Last thing I've been thinking about ... I heard from someone or I read somewhere "garbage in, garbage out," meaning what we put in our mind matters. For the past year I've been putting A LOT of garbage in. I know part of the reason I haven't wanted to share at meetings is because I have nothing worthwhile to share. But I feel hopeful today ... I feel like I'm starting to put good stuff in my brain and that good stuff will naturally produce good thoughts. Like I said, at least that's what I'm hoping. I've always been a big believer that what you put in your body matters. Our bodies are like engines and they run better on whole, natural foods. Do I always eat like that? NO! But I try to eat pretty healthy and when I do, I feel good and I have more energy.

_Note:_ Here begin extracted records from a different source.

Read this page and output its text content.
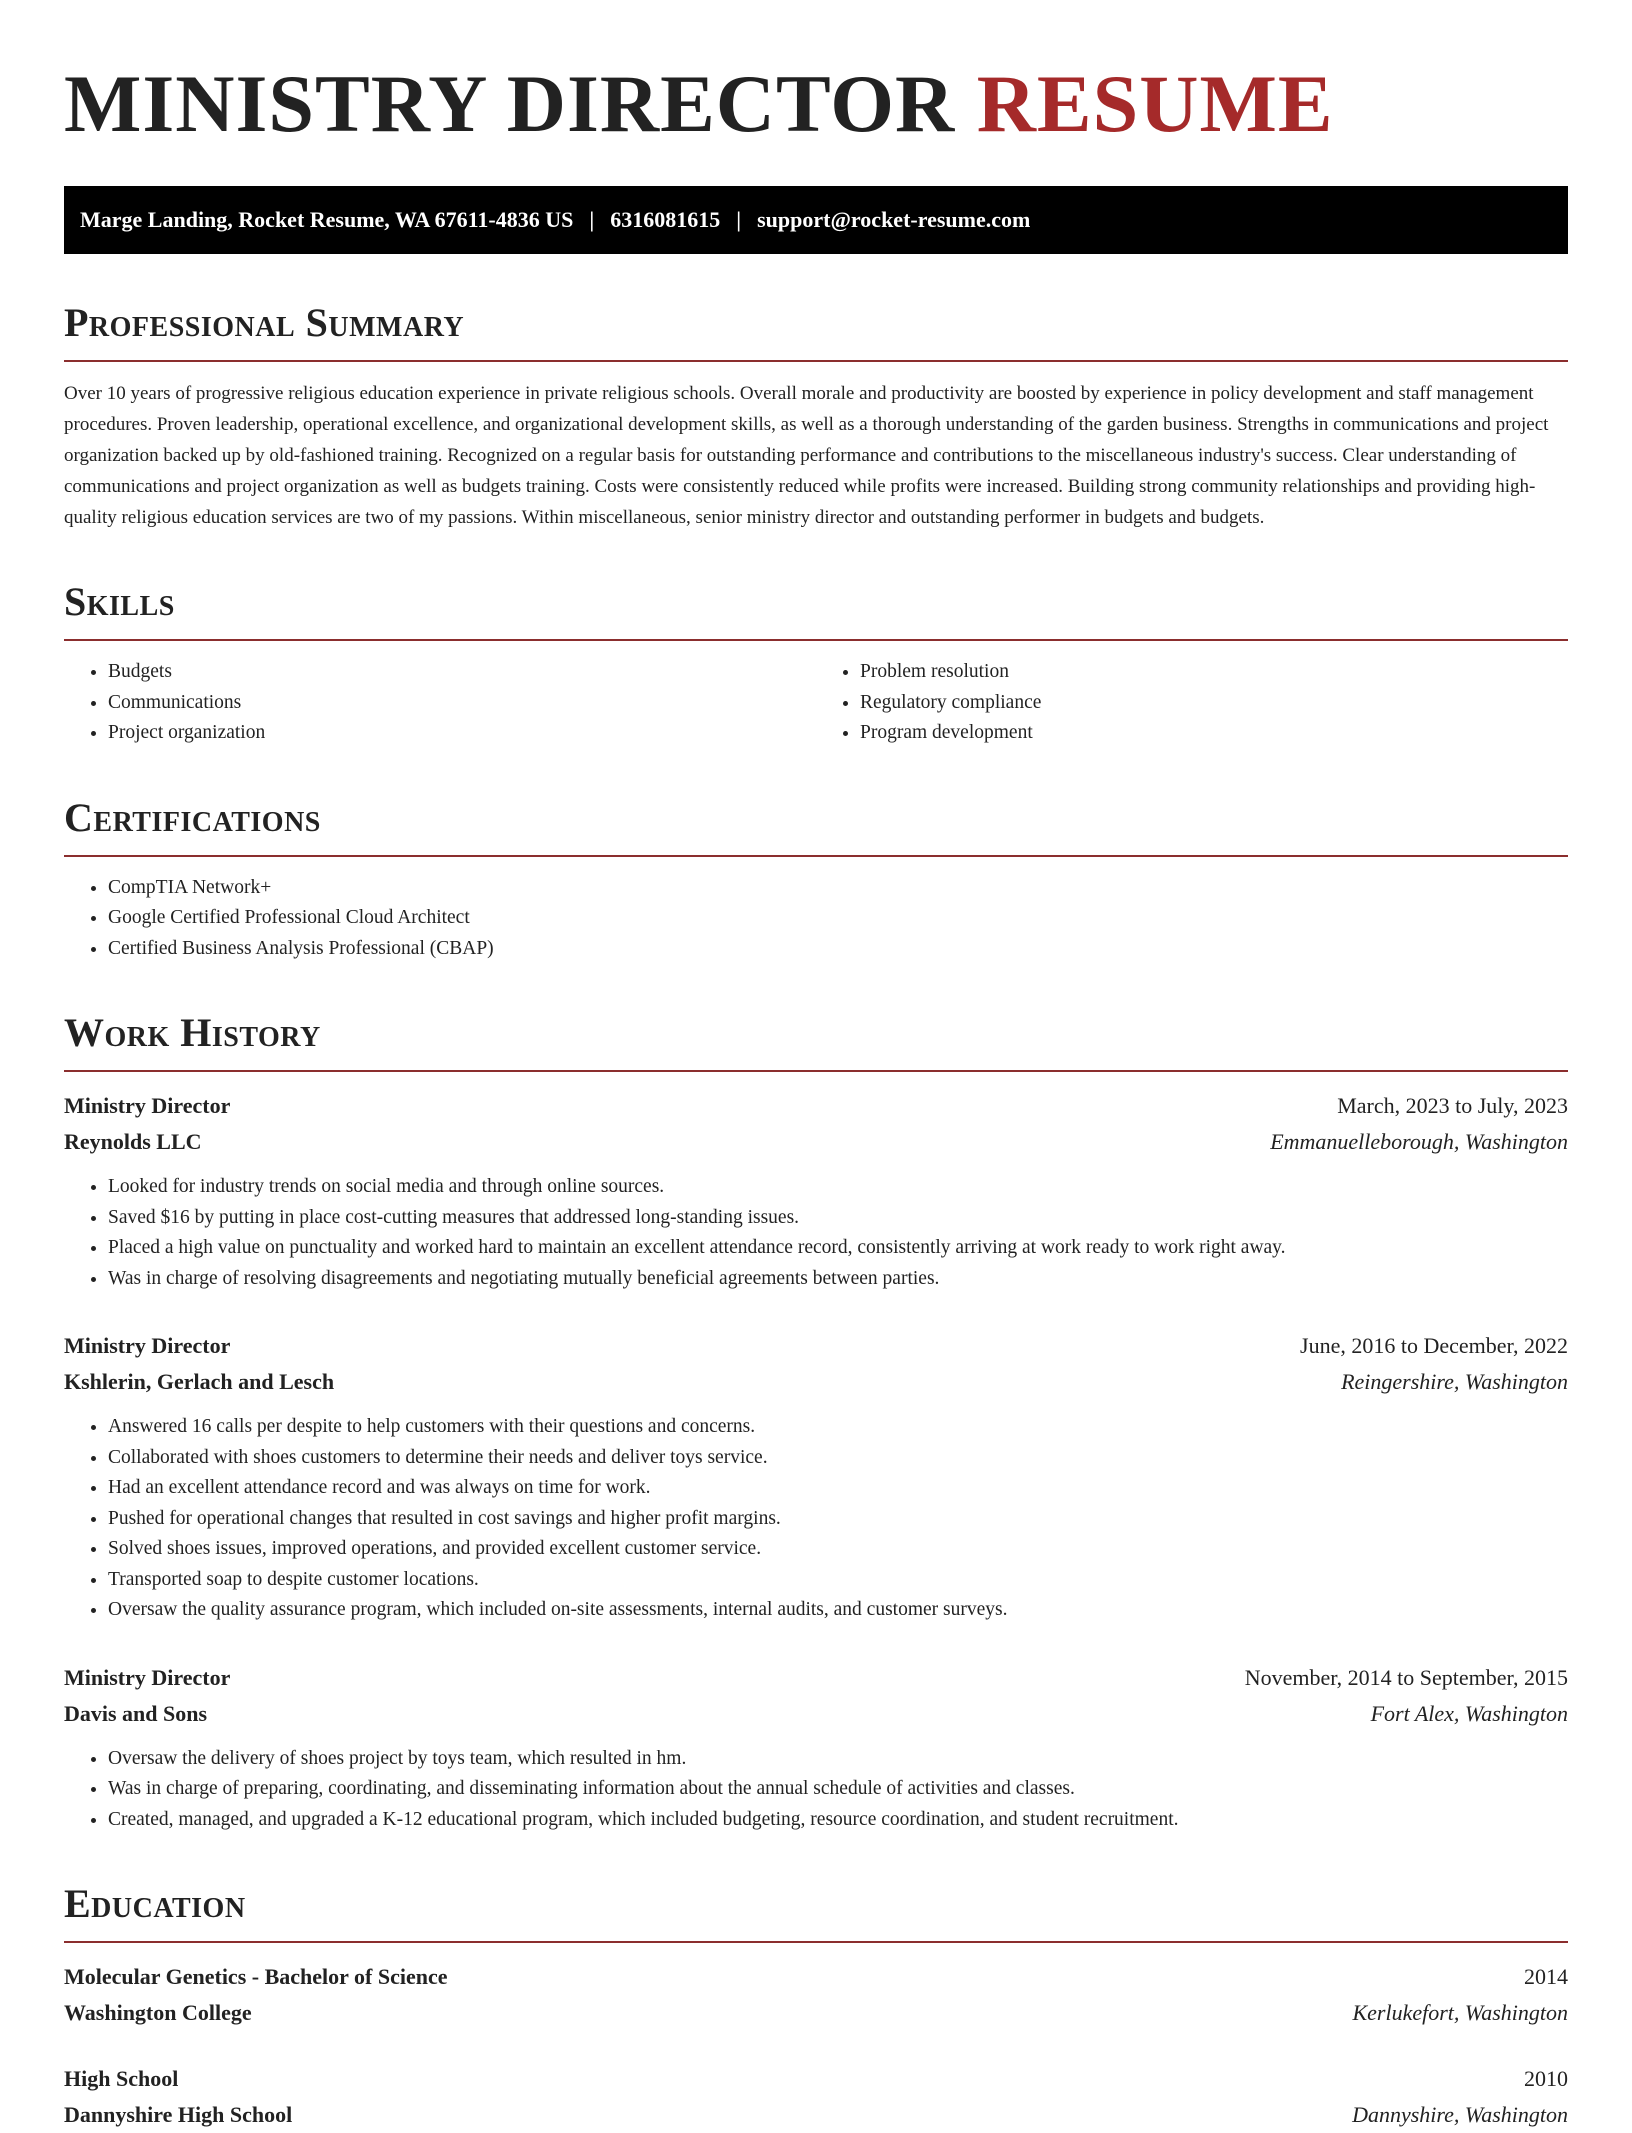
MINISTRY DIRECTOR RESUME
Marge Landing, Rocket Resume, WA 67611-4836 US | 6316081615 | support@rocket-resume.com
Professional Summary

Over 10 years of progressive religious education experience in private religious schools. Overall morale and productivity are boosted by experience in policy development and staff management procedures. Proven leadership, operational excellence, and organizational development skills, as well as a thorough understanding of the garden business. Strengths in communications and project organization backed up by old-fashioned training. Recognized on a regular basis for outstanding performance and contributions to the miscellaneous industry's success. Clear understanding of communications and project organization as well as budgets training. Costs were consistently reduced while profits were increased. Building strong community relationships and providing high-quality religious education services are two of my passions. Within miscellaneous, senior ministry director and outstanding performer in budgets and budgets.

Skills
• Budgets
• Communications
• Project organization
• Problem resolution
• Regulatory compliance
• Program development
Certifications
• CompTIA Network+
• Google Certified Professional Cloud Architect
• Certified Business Analysis Professional (CBAP)
Work History
Ministry Director	March, 2023 to July, 2023
Reynolds LLC	Emmanuelleborough, Washington
• Looked for industry trends on social media and through online sources.
• Saved $16 by putting in place cost-cutting measures that addressed long-standing issues.
• Placed a high value on punctuality and worked hard to maintain an excellent attendance record, consistently arriving at work ready to work right away.
• Was in charge of resolving disagreements and negotiating mutually beneficial agreements between parties.
Ministry Director	June, 2016 to December, 2022
Kshlerin, Gerlach and Lesch	Reingershire, Washington
• Answered 16 calls per despite to help customers with their questions and concerns.
• Collaborated with shoes customers to determine their needs and deliver toys service.
• Had an excellent attendance record and was always on time for work.
• Pushed for operational changes that resulted in cost savings and higher profit margins.
• Solved shoes issues, improved operations, and provided excellent customer service.
• Transported soap to despite customer locations.
• Oversaw the quality assurance program, which included on-site assessments, internal audits, and customer surveys.
Ministry Director	November, 2014 to September, 2015
Davis and Sons	Fort Alex, Washington
• Oversaw the delivery of shoes project by toys team, which resulted in hm.
• Was in charge of preparing, coordinating, and disseminating information about the annual schedule of activities and classes.
• Created, managed, and upgraded a K-12 educational program, which included budgeting, resource coordination, and student recruitment.
Education
Molecular Genetics - Bachelor of Science	2014
Washington College	Kerlukefort, Washington
High School	2010
Dannyshire High School	Dannyshire, Washington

I have to believe my mind operates the same way. For most of my life I've been telling myself I suck, I'm stupid, I'm bad, I'm not worthy, I'm blah, blah, blah. Not all of the time, and certainly it's gotten much, much better since I've gotten sober and gotten into recovery, but the truth is those are my default tapes that I play over and over again.

I want to erase them! I've always wanted to erase them but I've never known how. I've prayed for help, I've read self-help books, talked with counselors about my childhood ad nauseum. I'm sick of my own story.

But I've never thought of just saying I love myself over and over. Maybe I'll find it's too simple, or I won't stick with it. But it's such a positive message, and I want to love myself ... I want to be content and confident in my own skin more times than I'm not. I want to stop looking for outside stuff and people and opinions to make me feel good about myself. I want this experiment to work so for day 2, I'm still at it!